Human transcription factor TFIID contains the TATA-binding protein (TBP) and several TBP-associated factors (TAF sub(II)s). To elucidate the structural organization and function of TFIID, we expressed and characterized the product of a cloned cDNA encoding human TAF sub(II)135 (hTAF sub(II)135). Comparative far Western blots have shown that hTAF sub(II)135 interacts strongly with hTAF sub(II)20, moderately with hTAF sub(II)150, and weakly with hTAF sub(II)43 and hTAF sub(II)250. Consistent with these observations and with sequence relationships of hTAF sub(II)20 and hTAF sub(II)135 to histones H2B and H2A, respectively, TFIID preparations that contain higher levels of hTAF sub(II)135 also contain higher levels of hTAF sub(II)20, and the interaction between hTAF sub(II)20 and hTAF sub(II)135 is critical for human TFIID assembly in vitro.
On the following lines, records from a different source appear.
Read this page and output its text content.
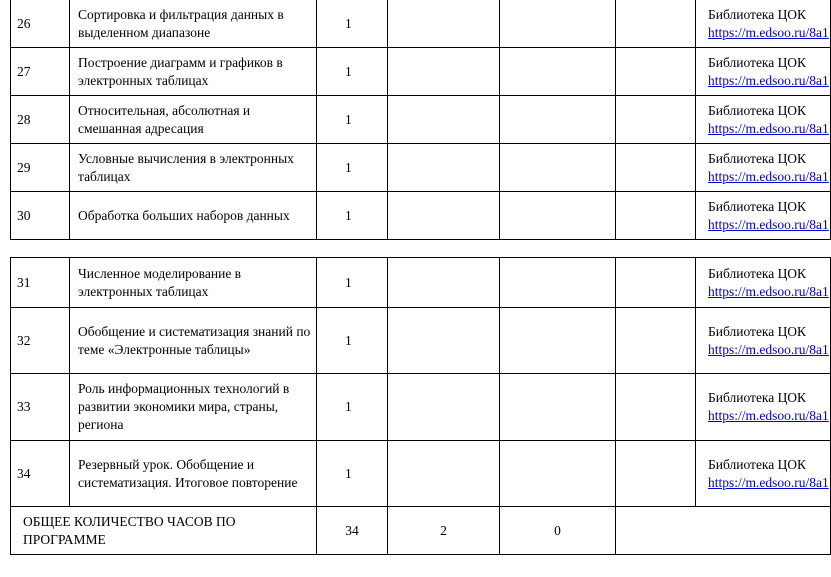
26	Сортировка и фильтрация данных в выделенном диапазоне	1				Библиотека ЦОК
https://m.edsoo.ru/8a1

27	Построение диаграмм и графиков в электронных таблицах	1				Библиотека ЦОК
https://m.edsoo.ru/8a1

28	Относительная, абсолютная и смешанная адресация	1				Библиотека ЦОК
https://m.edsoo.ru/8a1

29	Условные вычисления в электронных таблицах	1				Библиотека ЦОК
https://m.edsoo.ru/8a1

30	Обработка больших наборов данных	1				Библиотека ЦОК
https://m.edsoo.ru/8a1
31	Численное моделирование в электронных таблицах	1				Библиотека ЦОК
https://m.edsoo.ru/8a1

32	Обобщение и систематизация знаний по теме «Электронные таблицы»	1				Библиотека ЦОК
https://m.edsoo.ru/8a1

33	Роль информационных технологий в развитии экономики мира, страны, региона	1				Библиотека ЦОК
https://m.edsoo.ru/8a1

34	Резервный урок. Обобщение и систематизация. Итоговое повторение	1				Библиотека ЦОК
https://m.edsoo.ru/8a1

ОБЩЕЕ КОЛИЧЕСТВО ЧАСОВ ПО ПРОГРАММЕ		34	2	0		
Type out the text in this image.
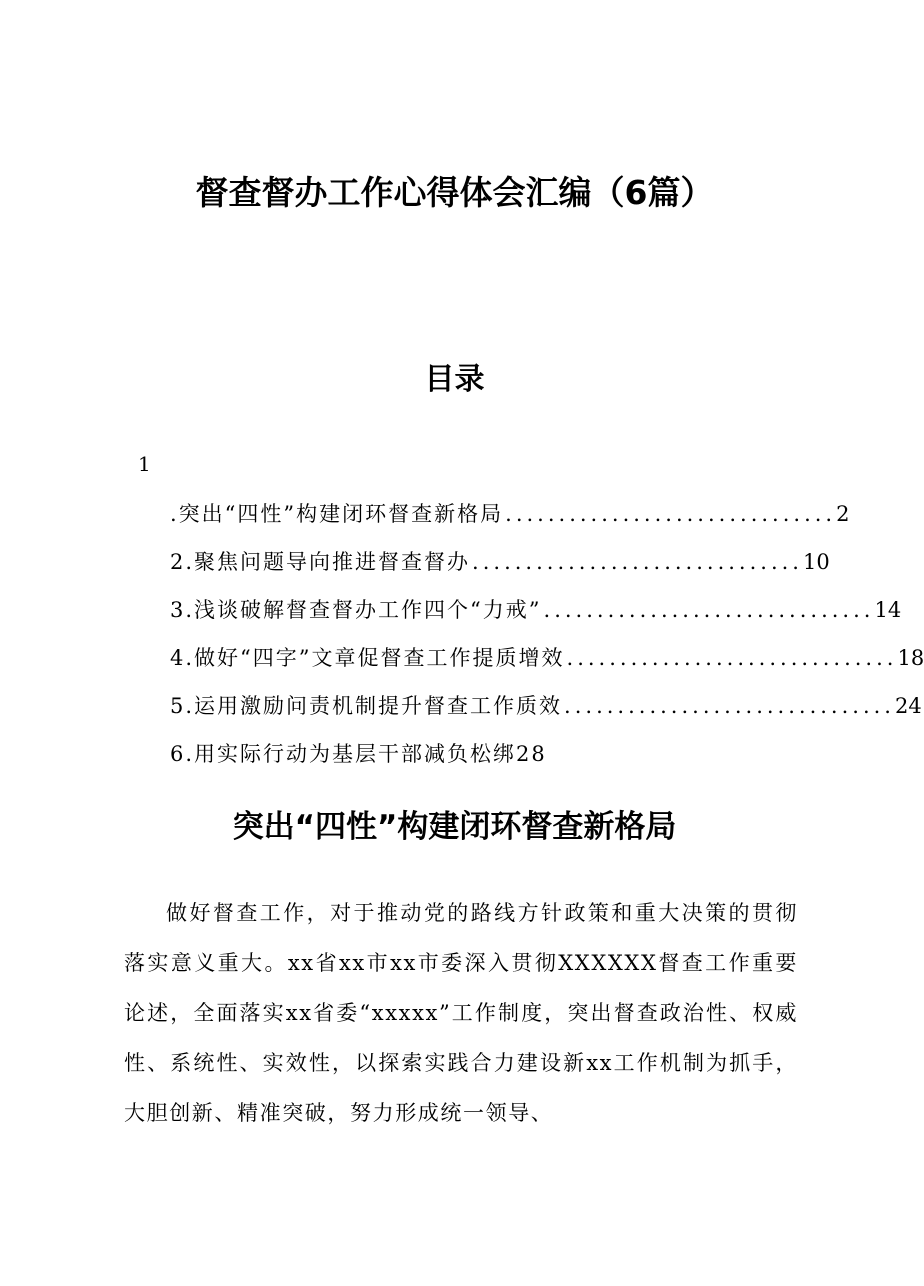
督查督办工作心得体会汇编（6篇）
目录
1
.突出“四性”构建闭环督查新格局 ............................... 2
2.聚焦问题导向推进督查督办 ............................... 10
3.浅谈破解督查督办工作四个“力戒” ............................... 14
4.做好“四字”文章促督查工作提质增效 ............................... 18
5.运用激励问责机制提升督查工作质效 ............................... 24
6.用实际行动为基层干部减负松绑28
突出“四性”构建闭环督查新格局

做好督查工作，对于推动党的路线方针政策和重大决策的贯彻落实意义重大。xx省xx市xx市委深入贯彻XXXXXX督查工作重要论述，全面落实xx省委“xxxxx”工作制度，突出督查政治性、权威性、系统性、实效性，以探索实践合力建设新xx工作机制为抓手，大胆创新、精准突破，努力形成统一领导、
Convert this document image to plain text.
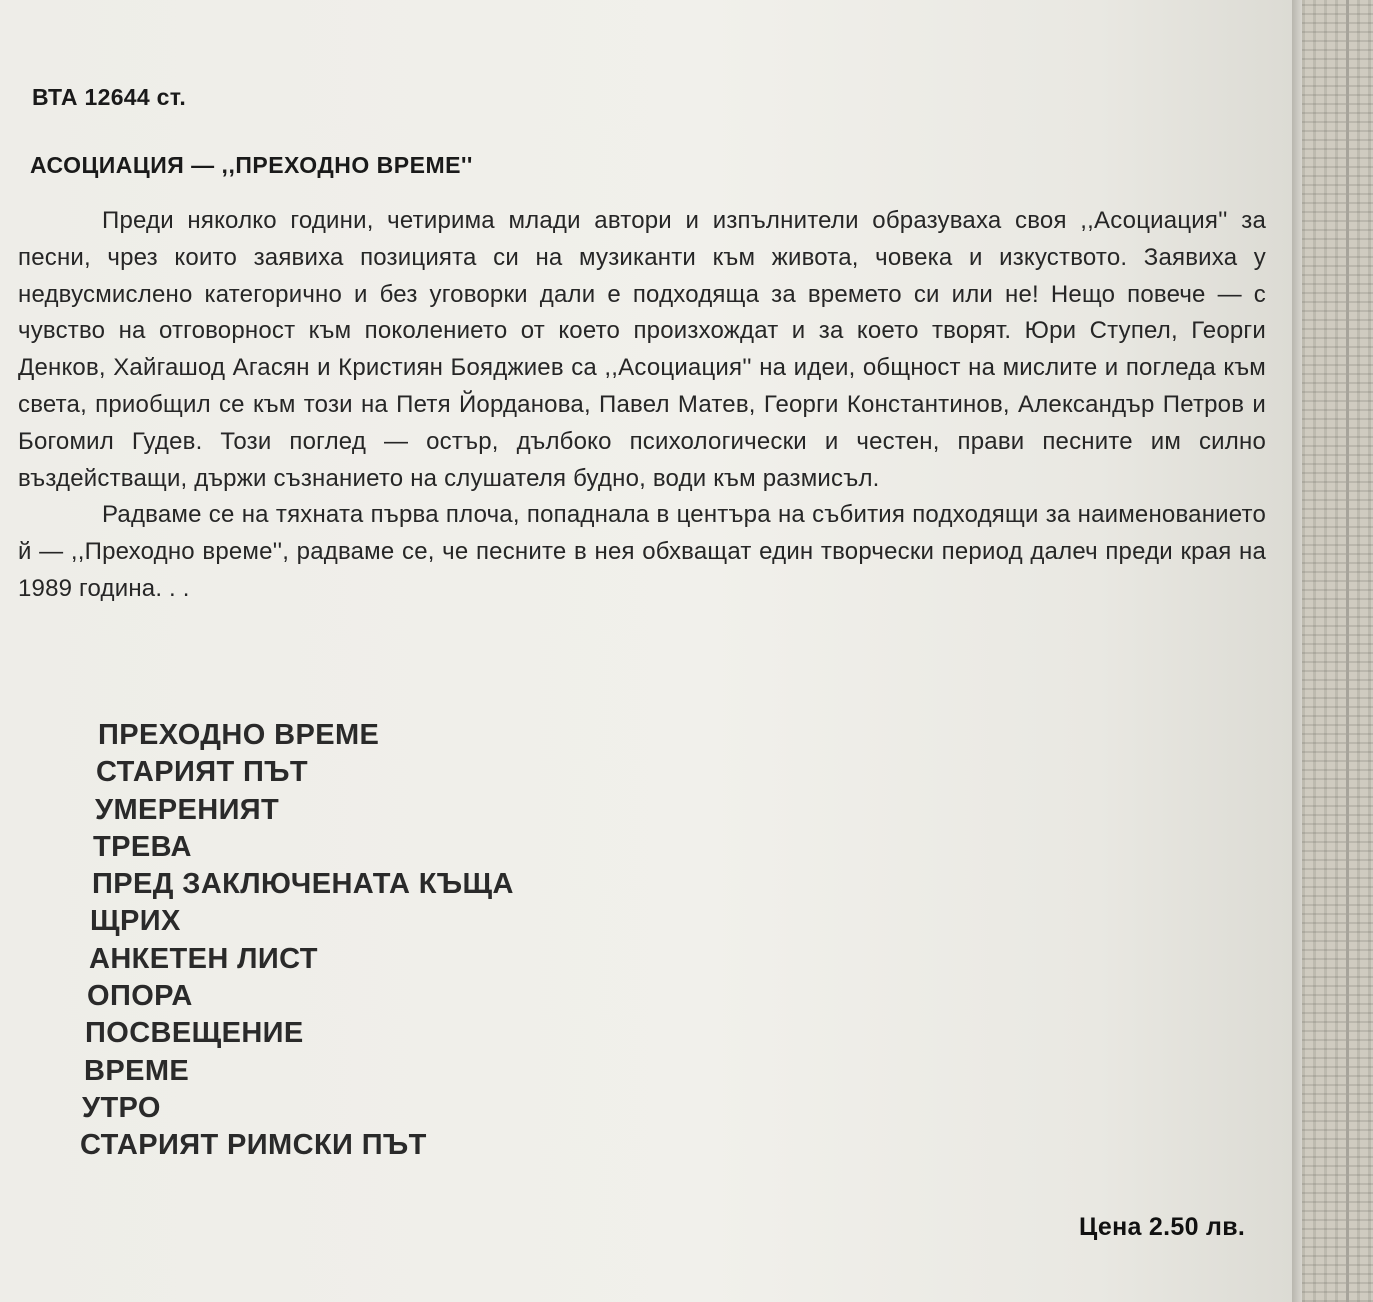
ВТА 12644 ст.
АСОЦИАЦИЯ — ,,ПРЕХОДНО ВРЕМЕ''

Преди няколко години, четирима млади автори и изпълнители образуваха своя ,,Асоциация'' за песни, чрез които заявиха позицията си на музиканти към живота, човека и изкуството. Заявиха у недвусмислено категорично и без уговорки дали е подходяща за времето си или не! Нещо повече — с чувство на отговорност към поколението от което произхождат и за което творят. Юри Ступел, Георги Денков, Хайгашод Агасян и Кристиян Бояджиев са ,,Асоциация'' на идеи, общност на мислите и погледа към света, приобщил се към този на Петя Йорданова, Павел Матев, Георги Константинов, Александър Петров и Богомил Гудев. Този поглед — остър, дълбоко психологически и честен, прави песните им силно въздействащи, държи съзнанието на слушателя будно, води към размисъл.

Радваме се на тяхната първа плоча, попаднала в центъра на събития подходящи за наименованието й — ,,Преходно време'', радваме се, че песните в нея обхващат един творчески период далеч преди края на 1989 година. . .

ПРЕХОДНО ВРЕМЕ
СТАРИЯТ ПЪТ
УМЕРЕНИЯТ
ТРЕВА
ПРЕД ЗАКЛЮЧЕНАТА КЪЩА
ЩРИХ
АНКЕТЕН ЛИСТ
ОПОРА
ПОСВЕЩЕНИЕ
ВРЕМЕ
УТРО
СТАРИЯТ РИМСКИ ПЪТ
Цена 2.50 лв.
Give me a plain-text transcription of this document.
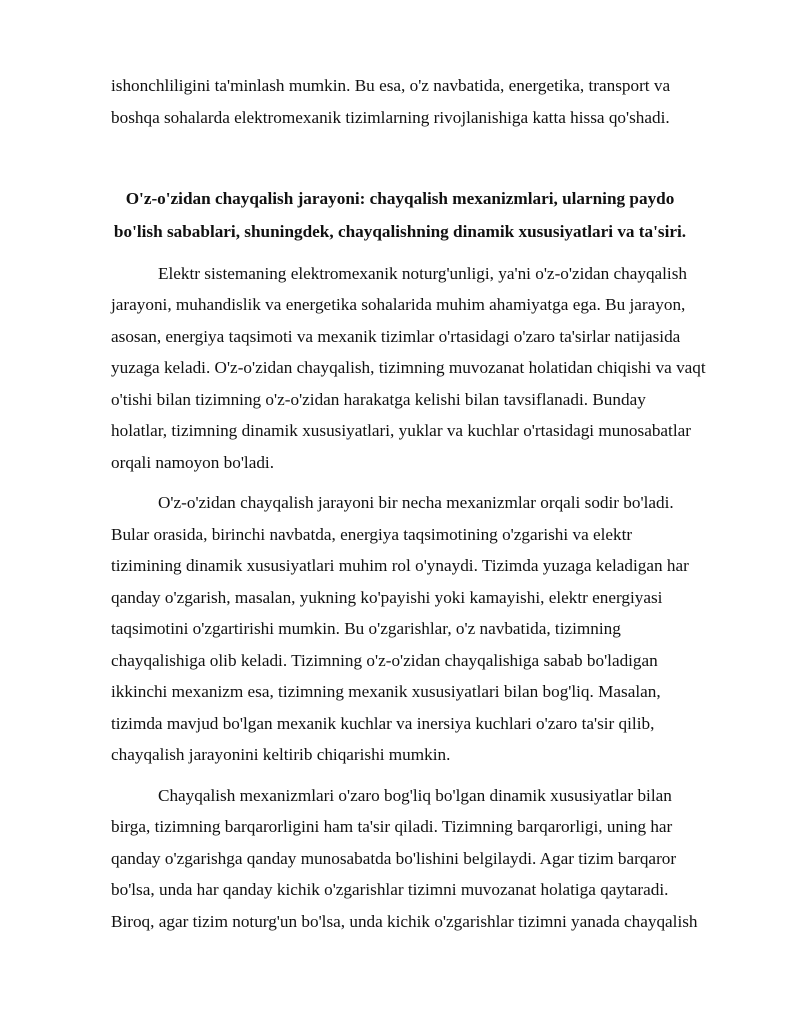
ishonchliligini ta'minlash mumkin. Bu esa, o'z navbatida, energetika, transport va
boshqa sohalarda elektromexanik tizimlarning rivojlanishiga katta hissa qo'shadi.
O'z-o'zidan chayqalish jarayoni: chayqalish mexanizmlari, ularning paydo
bo'lish sabablari, shuningdek, chayqalishning dinamik xususiyatlari va ta'siri.
Elektr sistemaning elektromexanik noturg'unligi, ya'ni o'z-o'zidan chayqalish
jarayoni, muhandislik va energetika sohalarida muhim ahamiyatga ega. Bu jarayon,
asosan, energiya taqsimoti va mexanik tizimlar o'rtasidagi o'zaro ta'sirlar natijasida
yuzaga keladi. O'z-o'zidan chayqalish, tizimning muvozanat holatidan chiqishi va vaqt
o'tishi bilan tizimning o'z-o'zidan harakatga kelishi bilan tavsiflanadi. Bunday
holatlar, tizimning dinamik xususiyatlari, yuklar va kuchlar o'rtasidagi munosabatlar
orqali namoyon bo'ladi.
O'z-o'zidan chayqalish jarayoni bir necha mexanizmlar orqali sodir bo'ladi.
Bular orasida, birinchi navbatda, energiya taqsimotining o'zgarishi va elektr
tizimining dinamik xususiyatlari muhim rol o'ynaydi. Tizimda yuzaga keladigan har
qanday o'zgarish, masalan, yukning ko'payishi yoki kamayishi, elektr energiyasi
taqsimotini o'zgartirishi mumkin. Bu o'zgarishlar, o'z navbatida, tizimning
chayqalishiga olib keladi. Tizimning o'z-o'zidan chayqalishiga sabab bo'ladigan
ikkinchi mexanizm esa, tizimning mexanik xususiyatlari bilan bog'liq. Masalan,
tizimda mavjud bo'lgan mexanik kuchlar va inersiya kuchlari o'zaro ta'sir qilib,
chayqalish jarayonini keltirib chiqarishi mumkin.
Chayqalish mexanizmlari o'zaro bog'liq bo'lgan dinamik xususiyatlar bilan
birga, tizimning barqarorligini ham ta'sir qiladi. Tizimning barqarorligi, uning har
qanday o'zgarishga qanday munosabatda bo'lishini belgilaydi. Agar tizim barqaror
bo'lsa, unda har qanday kichik o'zgarishlar tizimni muvozanat holatiga qaytaradi.
Biroq, agar tizim noturg'un bo'lsa, unda kichik o'zgarishlar tizimni yanada chayqalish
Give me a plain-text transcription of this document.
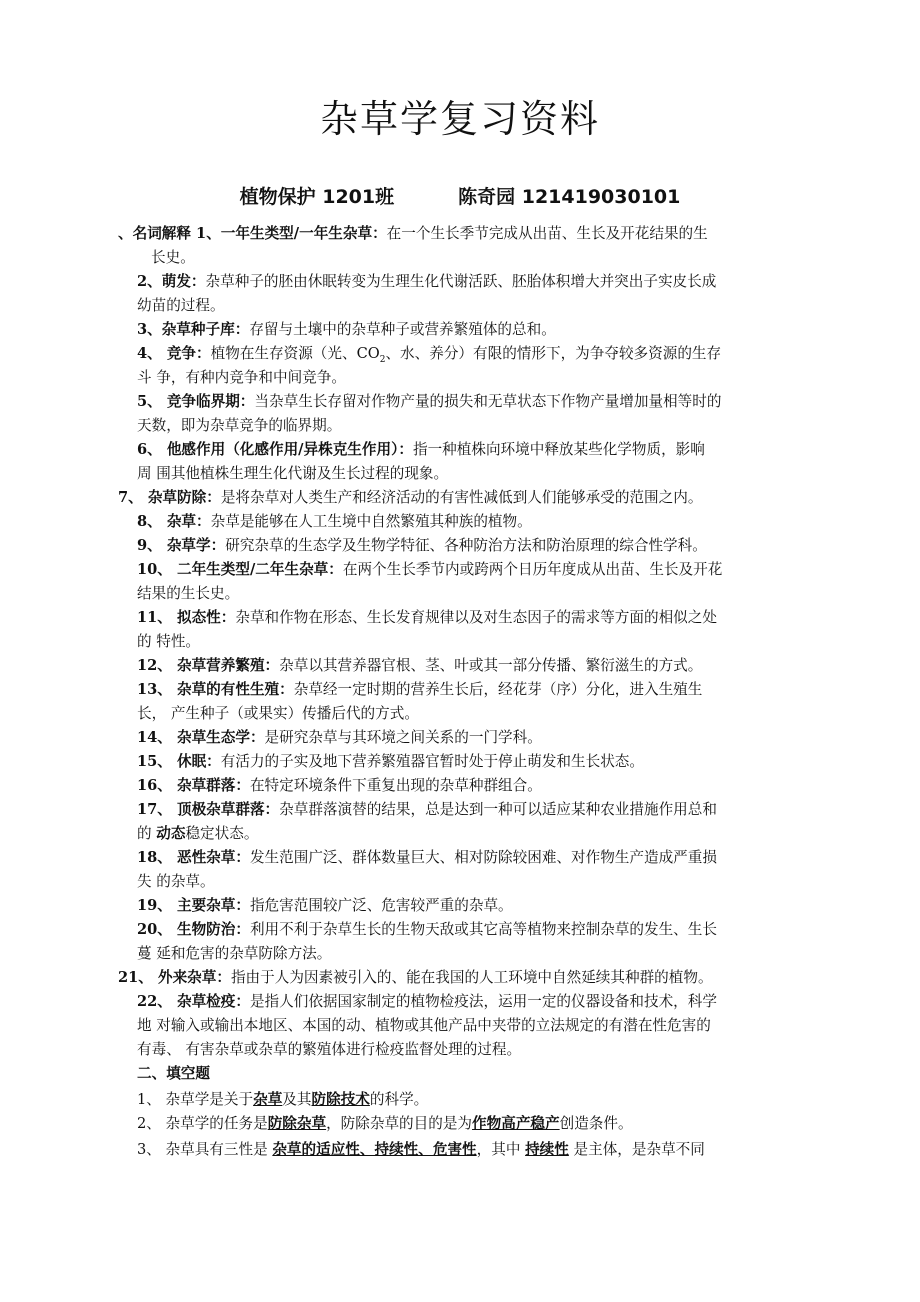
杂草学复习资料
植物保护 1201班	陈奇园 121419030101
、名词解释 1、一年生类型/一年生杂草：在一个生长季节完成从出苗、生长及开花结果的生
长史。
2、萌发：杂草种子的胚由休眠转变为生理生化代谢活跃、胚胎体积增大并突出子实皮长成
幼苗的过程。
3、杂草种子库：存留与土壤中的杂草种子或营养繁殖体的总和。
4、 竞争：植物在生存资源（光、$CO_2$、水、养分）有限的情形下，为争夺较多资源的生存
斗 争，有种内竞争和中间竞争。
5、 竞争临界期：当杂草生长存留对作物产量的损失和无草状态下作物产量增加量相等时的
天数，即为杂草竞争的临界期。
6、 他感作用（化感作用/异株克生作用）：指一种植株向环境中释放某些化学物质，影响
周 围其他植株生理生化代谢及生长过程的现象。
7、 杂草防除：是将杂草对人类生产和经济活动的有害性减低到人们能够承受的范围之内。
8、 杂草：杂草是能够在人工生境中自然繁殖其种族的植物。
9、 杂草学：研究杂草的生态学及生物学特征、各种防治方法和防治原理的综合性学科。
10、 二年生类型/二年生杂草：在两个生长季节内或跨两个日历年度成从出苗、生长及开花
结果的生长史。
11、 拟态性：杂草和作物在形态、生长发育规律以及对生态因子的需求等方面的相似之处
的 特性。
12、 杂草营养繁殖：杂草以其营养器官根、茎、叶或其一部分传播、繁衍滋生的方式。
13、 杂草的有性生殖：杂草经一定时期的营养生长后，经花芽（序）分化，进入生殖生
长， 产生种子（或果实）传播后代的方式。
14、 杂草生态学：是研究杂草与其环境之间关系的一门学科。
15、 休眠：有活力的子实及地下营养繁殖器官暂时处于停止萌发和生长状态。
16、 杂草群落：在特定环境条件下重复出现的杂草种群组合。
17、 顶极杂草群落：杂草群落演替的结果，总是达到一种可以适应某种农业措施作用总和
的 动态稳定状态。
18、 恶性杂草：发生范围广泛、群体数量巨大、相对防除较困难、对作物生产造成严重损
失 的杂草。
19、 主要杂草：指危害范围较广泛、危害较严重的杂草。
20、 生物防治：利用不利于杂草生长的生物天敌或其它高等植物来控制杂草的发生、生长
蔓 延和危害的杂草防除方法。
21、 外来杂草：指由于人为因素被引入的、能在我国的人工环境中自然延续其种群的植物。
22、 杂草检疫：是指人们依据国家制定的植物检疫法，运用一定的仪器设备和技术，科学
地 对输入或输出本地区、本国的动、植物或其他产品中夹带的立法规定的有潜在性危害的
有毒、 有害杂草或杂草的繁殖体进行检疫监督处理的过程。
二、填空题
1、 杂草学是关于杂草及其防除技术的科学。
2、 杂草学的任务是防除杂草，防除杂草的目的是为作物高产稳产创造条件。
3、 杂草具有三性是 杂草的适应性、持续性、危害性，其中 持续性 是主体，是杂草不同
From a functional standpoint, hTAF sub(II)135 has been found to interact strongly and directly with hTFIIA and (within a complex that also contains hTBP and hTAF sub(II)250) to specifically cooperate with TFIIA to relieve TAF sub(II)250-mediated repression of TBP binding and function on core promoters. Finally, we report a functional synergism between TAF sub(II)s and the TRAP/Mediator complex in activated transcription, manifested as hTAF sub(II)-mediated inhibition of basal transcription and a consequent TRAP requirement for both a high absolute level of activated transcription and a high and more physiological activated/basal transcription ratio. These results suggest a dynamic TFIID structure in which the switch from a basal hTAF sub(II)-enhanced repression state to an activator-mediated activated state on a promoter may be mediated in part through activator or coactivator interactions with hTAF sub(II)135.